Klipin suggests scheme operators decide between themselves which one will have sole jurisdiction over a particular complaint or area of a complaint on a case-by-case basis.

…a consumer may first approach scheme A, receive an outcome, and then approach scheme B with an overlapping or similar complaint…

As for the financial cap scheme providers have adopted when making an award to a consumer, Shanks says these need to be streamlined as three have a $200,000 limit while the Banking Ombudsman’s cap is $350,000 – the same as the district court for these types of disputes.

Shanks supports the maximum award being the same as the District Court “…as we recognise this was how the original levels were set”.

“We also support the ongoing tethering of the cap to the District Court limit,” she says. “This would see the cap moving dynamically and without delay in line with the District Court limit.”

Richard Klipin, CEO, Financial Services Council
Richard Klipin, CEO, Financial Services Council, wants to see an end to double-dipping consumers.

However, Klipin says the caps have been breached now and again, and would prefer MBIE review the award limit saying the District Court cap is rarely reviewed.

“This will give MBIE the flexibility to decide whether or not to align with the court limit as it considers appropriate from time to time,” he says.

The option of weekly payments for certain claims was also addressed by Klipin. MBIE is suggesting a cap of $1,500 a week for such awards (typically linked to policies offering a weekly benefit).

Klipin says further discussion between MBIE and the industry would be needed when drafting the valuation criteria for a weekly alternative to clarify how and when the weekly payment alternative will be used.

Shanks says MBIE’s suggested cap, which has a maximum of $78,000 a year, is too low as it “…excludes consumers with higher than average incomes”.

“To ensure more consumers can access the scheme, we support an increase of the weekly cap to a level which better reflects the income of those consumers who purchase these weekly payment products,” says Shanks.

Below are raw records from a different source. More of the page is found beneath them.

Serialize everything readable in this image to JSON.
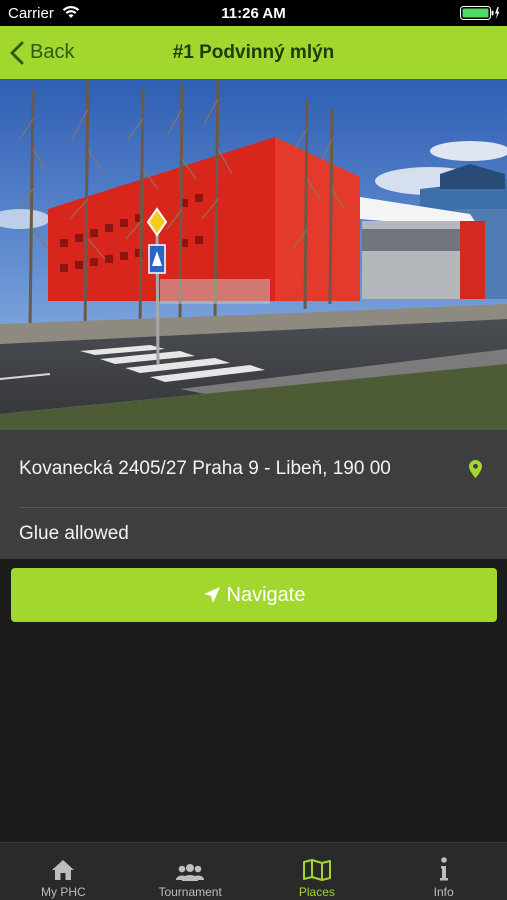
{
  "status_bar": {
    "carrier": "Carrier",
    "time": "11:26 AM"
  },
  "nav": {
    "back_label": "Back",
    "title": "#1 Podvinný mlýn"
  },
  "place": {
    "address": "Kovanecká 2405/27 Praha 9 - Libeň, 190 00",
    "note": "Glue allowed"
  },
  "actions": {
    "navigate_label": "Navigate"
  },
  "tabs": [
    {
      "label": "My PHC",
      "icon": "home-icon",
      "active": false
    },
    {
      "label": "Tournament",
      "icon": "group-icon",
      "active": false
    },
    {
      "label": "Places",
      "icon": "map-icon",
      "active": true
    },
    {
      "label": "Info",
      "icon": "info-icon",
      "active": false
    }
  ],
  "colors": {
    "accent": "#a2d82e",
    "background": "#1c1c1c",
    "panel": "#3e3e3e",
    "tab_bar": "#2a2a2a"
  }
}
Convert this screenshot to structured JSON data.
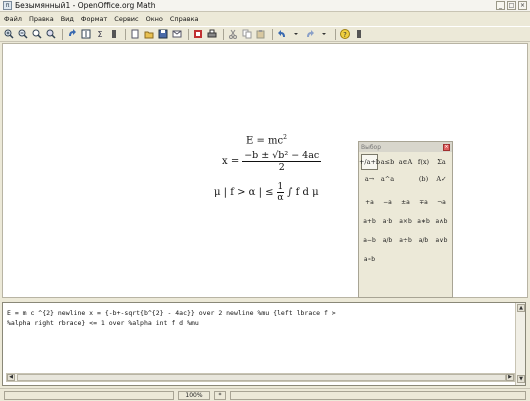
{
  "window": {
    "title": "Безымянный1 - OpenOffice.org Math",
    "minimize": "_",
    "maximize": "□",
    "close": "×"
  },
  "menu": [
    "Файл",
    "Правка",
    "Вид",
    "Формат",
    "Сервис",
    "Окно",
    "Справка"
  ],
  "toolbar": {
    "icons": [
      "zoom-in-icon",
      "zoom-out-icon",
      "zoom-100-icon",
      "zoom-all-icon",
      "update-icon",
      "formula-cursor-icon",
      "sigma-icon",
      "new-icon",
      "open-icon",
      "save-icon",
      "mail-icon",
      "pdf-icon",
      "print-icon",
      "cut-icon",
      "copy-icon",
      "paste-icon",
      "undo-icon",
      "redo-icon",
      "help-icon"
    ],
    "sigma": "Σ"
  },
  "formula": {
    "line1": "E = mc",
    "line1_sup": "2",
    "line2_lhs": "x =",
    "line2_num": "−b ± √b² − 4ac",
    "line2_den": "2",
    "line3_lhs": "μ | f > α | ≤",
    "line3_num": "1",
    "line3_den": "α",
    "line3_rhs": "∫ f d μ"
  },
  "palette": {
    "title": "Выбор",
    "categories": [
      "+/a+b",
      "a≤b",
      "a∈A",
      "f(x)",
      "Σa",
      "a→",
      "a^a",
      "",
      "(b)",
      "A✓"
    ],
    "symbols": [
      "+a",
      "−a",
      "±a",
      "∓a",
      "¬a",
      "a+b",
      "a·b",
      "a×b",
      "a∗b",
      "a∧b",
      "a−b",
      "a/b",
      "a÷b",
      "a/b",
      "a∨b",
      "a∘b"
    ]
  },
  "command": {
    "text": "E = m c ^{2} newline x = {-b+-sqrt{b^{2} - 4ac}} over 2 newline %mu {left lbrace f >\n%alpha right rbrace} <= 1 over %alpha int f d %mu"
  },
  "status": {
    "zoom": "100%",
    "mode": "*"
  },
  "colors": {
    "chrome": "#ece9d8",
    "document": "#ffffff"
  }
}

MBIE is currently reviewing all submissions and will make an announcement on its findings in the New Year.

An MBIE spokesperson says: “MBIE officials are in the process of developing our findings and recommendations for the review of the approved financial dispute resolution schemes work.

“Following this, we expect to make recommendations to the Minister of Commerce and Consumer Affairs in the first half of 2022.”